The U.S. Department of Defense announced this week that the bodies of 388 members of the U.S. Navy and Marines would be exhumed and identified.
Sen. Christopher Murphy and Sen. Richard Blumenthal, among a bipartisan group of 15 senators, had been pushing for the exhumation for a year. Among the 388 bodies that have yet to be conclusively identified — Marines and sailors who lost their lives aboard the USS Oklahoma during the Japanese attack on Pearl Harbor in December, 1941 — two were Connecticut residents.
“This is fantastic news and a huge step forward in bringing comfort and closure to not only two families in Connecticut, but also to hundreds of other families across the United States,” Murphy said. “For nearly 70 years, these families never knew the final resting place of their loved ones. These heroes — who made the ultimate sacrifice — died protecting our great nation and will finally be laid to rest, like they deserve, in a place of their families’ choosing.”
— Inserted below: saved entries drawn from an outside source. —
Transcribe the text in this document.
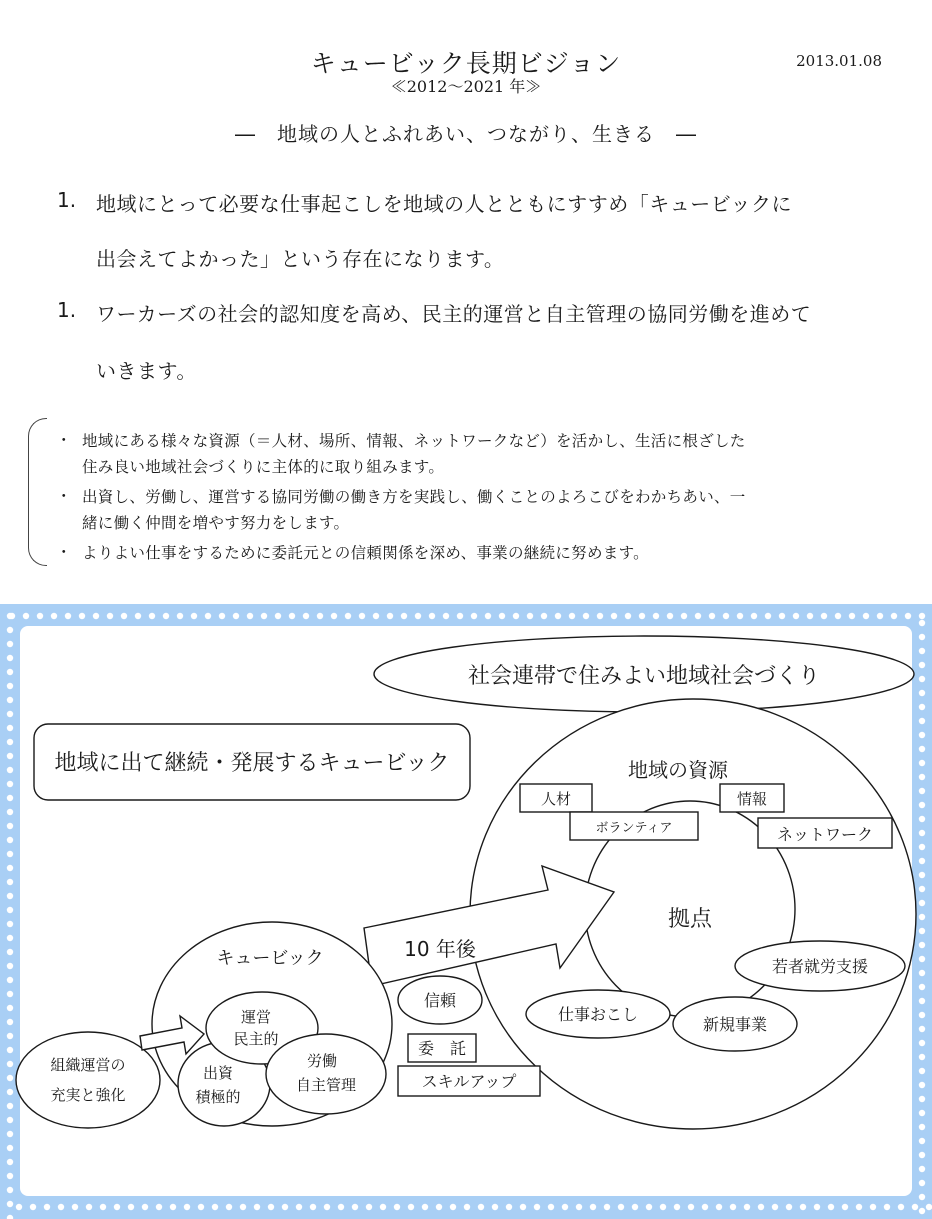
キュービック長期ビジョン
≪2012〜2021 年≫
2013.01.08
―　地域の人とふれあい、つながり、生きる　―
1. 地域にとって必要な仕事起こしを地域の人とともにすすめ「キュービックに
出会えてよかった」という存在になります。
1. ワーカーズの社会的認知度を高め、民主的運営と自主管理の協同労働を進めて
いきます。
・ 地域にある様々な資源（＝人材、場所、情報、ネットワークなど）を活かし、生活に根ざした
住み良い地域社会づくりに主体的に取り組みます。
・ 出資し、労働し、運営する協同労働の働き方を実践し、働くことのよろこびをわかちあい、一
緒に働く仲間を増やす努力をします。
・ よりよい仕事をするために委託元との信頼関係を深め、事業の継続に努めます。
社会連帯で住みよい地域社会づくり
地域に出て継続・発展するキュービック	地域の資源
拠点
人材	情報
ボランティア	ネットワーク
若者就労支援
仕事おこし
新規事業
10 年後
キュービック
組織運営の
充実と強化
出資
積極的
運営
民主的
労働
自主管理
信頼
委　託
スキルアップ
The 429 American servicemen were aboard the USS Oklahoma when it was attacked on Dec. 7, 1941. The ship sank after being struck by several torpedoes. Following the attack, 35 of those killed were positively identified and buried. Five more were identified in the 2003, according to a release issued by the Department of Defense.
Several attempts at identification have been made in the years since the attack, using dental records. The results from those attempts were ultimately inconclusive and the bodies were reinterred.
This latest identification attempt will employ DNA testing, according to the DOD, though Deputy Secretary of Defense Bob Work said efforts might not be completely conclusive.
“While not all families will receive an individual identification, we will strive to provide resolution to as many families as possible,” he said.
Nonetheless, Blumenthal said the effort was important, and a matter of “honor.”
“I am extremely pleased and grateful that the Department of Defense responded positively to this request,” he said. “It is a triumph for honor and a major step toward closure.”